As diversity and race relations have come to the forefront of the nation’s attention, community members are looking at ways to examine what is often systemic and unconscious racism in the Gunnison Valley. Western is contributing to that conversation, with English professor and Committee Chair of the Diversity, Equity, Inclusion, and Internationalization committee Alina Luna offering insight during a recent community forum on what racism is and what actions are being taken to bring inclusion to the valley.
On Sunday, Nov. 29, the Crested Butte Black Lives Matter Community Coalition hosted a public event online called “Uncomfortable Conversations” (a series first organized in 2018 by Western Multicultural Center director Sally Romero and former Program Coordinator Elizabeth Cobbins).
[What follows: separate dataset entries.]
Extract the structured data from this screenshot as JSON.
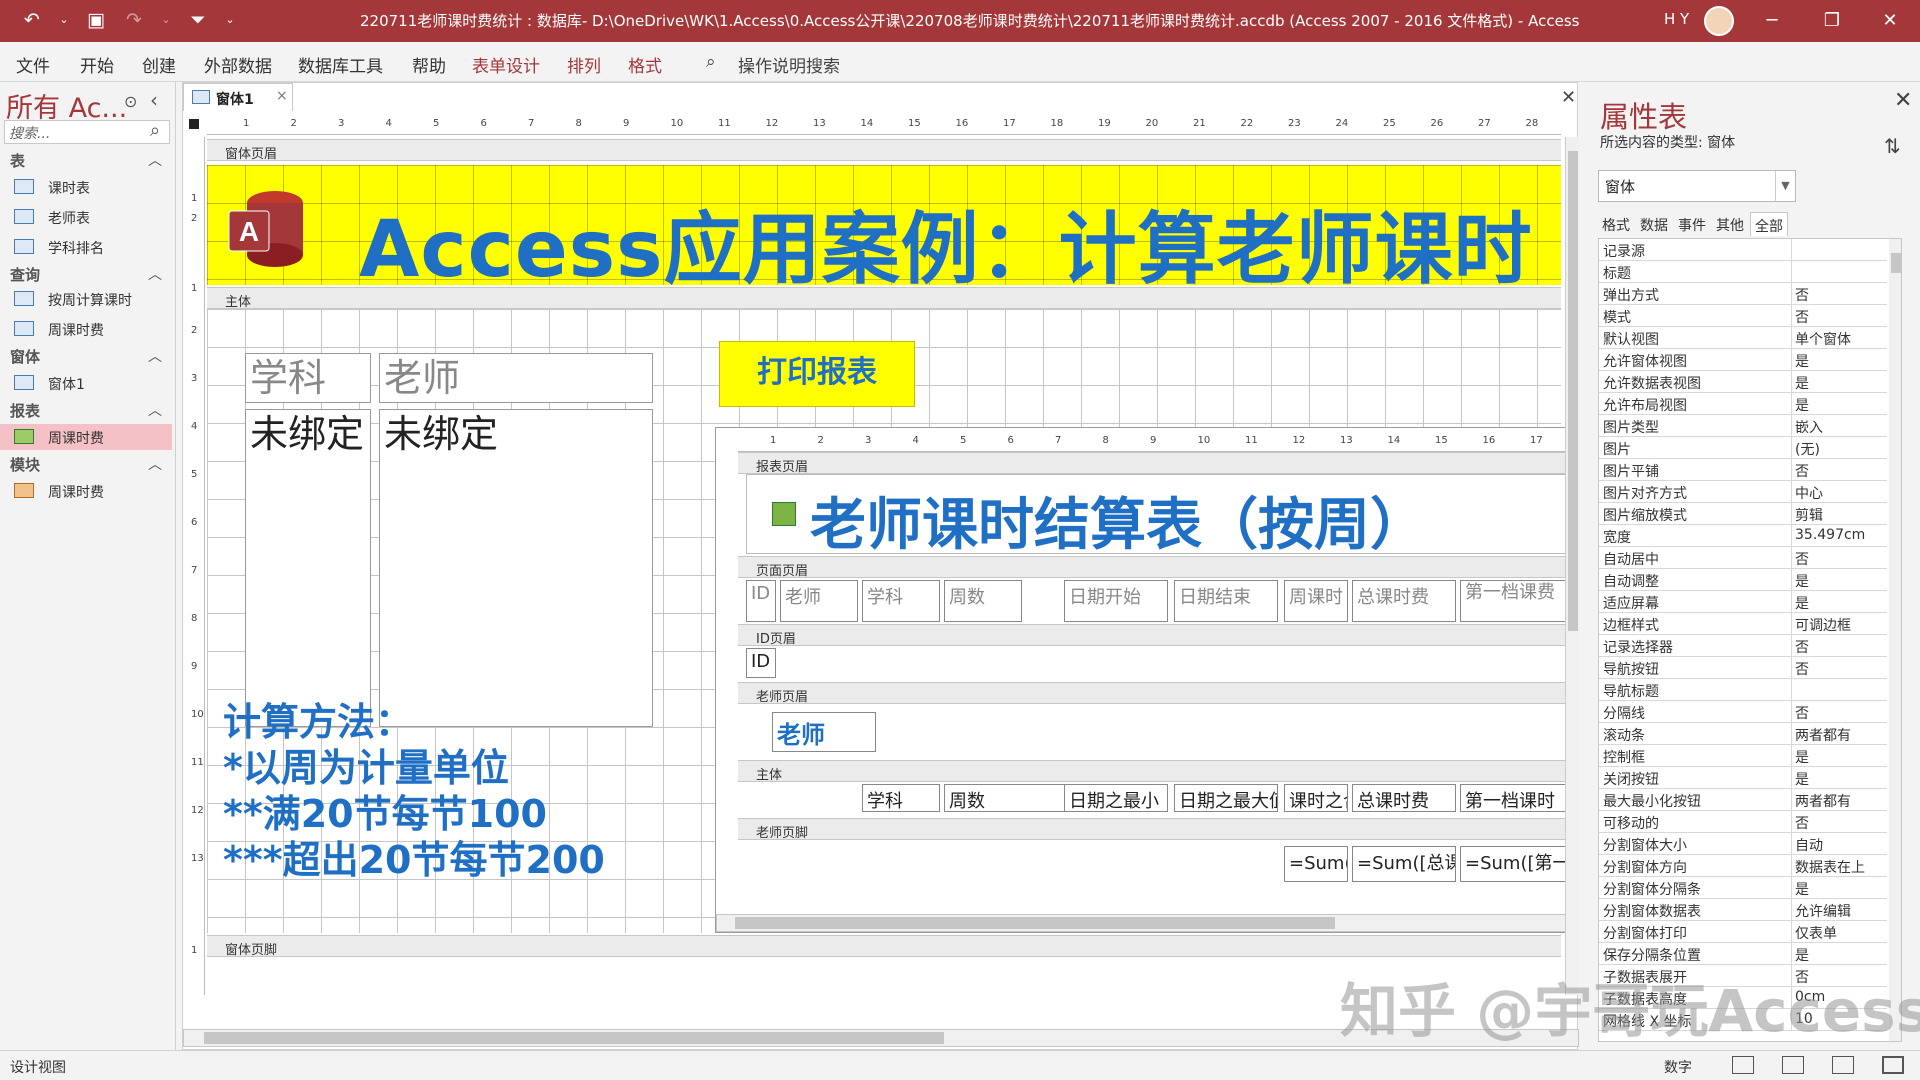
{
  "titlebar": {
    "title": "220711老师课时费统计 : 数据库- D:\\OneDrive\\WK\\1.Access\\0.Access公开课\\220708老师课时费统计\\220711老师课时费统计.accdb (Access 2007 - 2016 文件格式) - Access",
    "user": "H Y"
  },
  "ribbon": {
    "tabs": [
      "文件",
      "开始",
      "创建",
      "外部数据",
      "数据库工具",
      "帮助",
      "表单设计",
      "排列",
      "格式"
    ],
    "tell_me": "操作说明搜索"
  },
  "nav": {
    "title": "所有 Ac...",
    "search_placeholder": "搜索...",
    "groups": [
      {
        "label": "表",
        "items": [
          "课时表",
          "老师表",
          "学科排名"
        ]
      },
      {
        "label": "查询",
        "items": [
          "按周计算课时",
          "周课时费"
        ]
      },
      {
        "label": "窗体",
        "items": [
          "窗体1"
        ]
      },
      {
        "label": "报表",
        "items": [
          "周课时费"
        ]
      },
      {
        "label": "模块",
        "items": [
          "周课时费"
        ]
      }
    ]
  },
  "document": {
    "tab_label": "窗体1",
    "ruler_numbers": [
      "1",
      "2",
      "3",
      "4",
      "5",
      "6",
      "7",
      "8",
      "9",
      "10",
      "11",
      "12",
      "13",
      "14",
      "15",
      "16",
      "17",
      "18",
      "19",
      "20",
      "21",
      "22",
      "23",
      "24",
      "25",
      "26",
      "27",
      "28"
    ],
    "vruler_numbers": [
      "1",
      "2",
      "1",
      "2",
      "3",
      "4",
      "5",
      "6",
      "7",
      "8",
      "9",
      "10",
      "11",
      "12",
      "13",
      "1"
    ],
    "sections": {
      "form_header": "窗体页眉",
      "detail": "主体",
      "form_footer": "窗体页脚"
    },
    "header_title": "Access应用案例：计算老师课时",
    "labels": {
      "subject": "学科",
      "teacher": "老师"
    },
    "textboxes": {
      "subject": "未绑定",
      "teacher": "未绑定"
    },
    "print_button": "打印报表",
    "notes": [
      "计算方法：",
      "*以周为计量单位",
      "**满20节每节100",
      "***超出20节每节200"
    ]
  },
  "subreport": {
    "ruler_numbers": [
      "1",
      "2",
      "3",
      "4",
      "5",
      "6",
      "7",
      "8",
      "9",
      "10",
      "11",
      "12",
      "13",
      "14",
      "15",
      "16",
      "17"
    ],
    "sections": {
      "report_header": "报表页眉",
      "page_header": "页面页眉",
      "id_header": "ID页眉",
      "teacher_header": "老师页眉",
      "detail": "主体",
      "teacher_footer": "老师页脚"
    },
    "title": "老师课时结算表（按周）",
    "page_header_cols": [
      "ID",
      "老师",
      "学科",
      "周数",
      "日期开始",
      "日期结束",
      "周课时",
      "总课时费",
      "第一档课费"
    ],
    "id_field": "ID",
    "teacher_field": "老师",
    "detail_fields": [
      "学科",
      "周数",
      "日期之最小",
      "日期之最大值",
      "课时之合计",
      "总课时费",
      "第一档课时"
    ],
    "footer_fields": [
      "=Sum([课时之",
      "=Sum([总课时费])",
      "=Sum([第一档课时"
    ]
  },
  "properties": {
    "title": "属性表",
    "selection_type": "所选内容的类型: 窗体",
    "combo_value": "窗体",
    "tabs": [
      "格式",
      "数据",
      "事件",
      "其他",
      "全部"
    ],
    "active_tab": "全部",
    "rows": [
      {
        "name": "记录源",
        "value": ""
      },
      {
        "name": "标题",
        "value": ""
      },
      {
        "name": "弹出方式",
        "value": "否"
      },
      {
        "name": "模式",
        "value": "否"
      },
      {
        "name": "默认视图",
        "value": "单个窗体"
      },
      {
        "name": "允许窗体视图",
        "value": "是"
      },
      {
        "name": "允许数据表视图",
        "value": "是"
      },
      {
        "name": "允许布局视图",
        "value": "是"
      },
      {
        "name": "图片类型",
        "value": "嵌入"
      },
      {
        "name": "图片",
        "value": "(无)"
      },
      {
        "name": "图片平铺",
        "value": "否"
      },
      {
        "name": "图片对齐方式",
        "value": "中心"
      },
      {
        "name": "图片缩放模式",
        "value": "剪辑"
      },
      {
        "name": "宽度",
        "value": "35.497cm"
      },
      {
        "name": "自动居中",
        "value": "否"
      },
      {
        "name": "自动调整",
        "value": "是"
      },
      {
        "name": "适应屏幕",
        "value": "是"
      },
      {
        "name": "边框样式",
        "value": "可调边框"
      },
      {
        "name": "记录选择器",
        "value": "否"
      },
      {
        "name": "导航按钮",
        "value": "否"
      },
      {
        "name": "导航标题",
        "value": ""
      },
      {
        "name": "分隔线",
        "value": "否"
      },
      {
        "name": "滚动条",
        "value": "两者都有"
      },
      {
        "name": "控制框",
        "value": "是"
      },
      {
        "name": "关闭按钮",
        "value": "是"
      },
      {
        "name": "最大最小化按钮",
        "value": "两者都有"
      },
      {
        "name": "可移动的",
        "value": "否"
      },
      {
        "name": "分割窗体大小",
        "value": "自动"
      },
      {
        "name": "分割窗体方向",
        "value": "数据表在上"
      },
      {
        "name": "分割窗体分隔条",
        "value": "是"
      },
      {
        "name": "分割窗体数据表",
        "value": "允许编辑"
      },
      {
        "name": "分割窗体打印",
        "value": "仅表单"
      },
      {
        "name": "保存分隔条位置",
        "value": "是"
      },
      {
        "name": "子数据表展开",
        "value": "否"
      },
      {
        "name": "子数据表高度",
        "value": "0cm"
      },
      {
        "name": "网格线 X 坐标",
        "value": "10"
      }
    ]
  },
  "statusbar": {
    "left": "设计视图",
    "right": "数字"
  },
  "watermark": "知乎 @宇哥玩Access",
  "colors": {
    "accent": "#a4373a",
    "header_yellow": "#ffff00",
    "title_blue": "#1f6fc5"
  }
}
The group’s goal was to offer a safe and informative space for people to ask questions about racism and Black Lives Matter, among other related topics.
A Renewed Focus
The forum explored what racism is—even in its subtlest of forms, how more diversity can be incorporated into the hiring process locally, and why a renewed focus has been put upon engaging the Black community in a meaningful way. One of the questions fielded during the one-hour event was why the Black Lives Matter movement is important in this day and time.
“I think this is a challenging and difficult issue, and people sometimes mistake this calling of attention to a specific issue to mean other issues don’t matter,” Luna said. “I think the go-to is that once you assert that Black Lives Matter, it’s mutually exclusive.”
Luna explained to the community that when attention is called to an issue it’s because it’s not being realized or taken seriously. She said Black Lives Matter doesn’t negate the importance of “Blue Lives Matter”—referring to a counter movement emphasizing the importance of those in law enforcement.
“We know that Blue Lives Matter,” she continued. “That’s in in our culture already, to respect police, to understand what it is that they go through. However, I feel it has gone a complete turn where we must only always see the side of the police and not necessarily the people who they are supposed to protect.”
Prioritizing Diversity in Hiring Practices and Beyond
Panel members also called for greater diversity in the workforce in the Gunnison Valley. One question asked why hiring the most qualified person for a job wasn’t always how they appeared in their resume. Business owner Karen Hoskins noted the qualities that minorities and women bring to a work setting and encouraged business owners to be more proactive in finding those candidates.
Additionally, local preschool teacher and founder of The Melanin Mountain Project, Chloe Bowman addressed manners in which racism can be corrected: through overcoming thoughts of guilt and being overwhelmed so that the lives of others are not devalued. Through pushing uncomfortable conversations, Bowman said, there will be change.
Finally, Luna shared an example of how Western has recently engaged in a year-long process to look at its own practices of incorporating diversity and inclusion on campus. She shared that a preliminary report has pointed to areas where Western can make improvements; even before a final report has been issued, action has been taken.
“We’ve already started enacting a number of workshops that are helping to broaden curriculum so that we can be more inclusive in terms of what we are presenting in class,” she said. “as educators we have a great responsibility to be inclusive and to hear everyone’s voice.”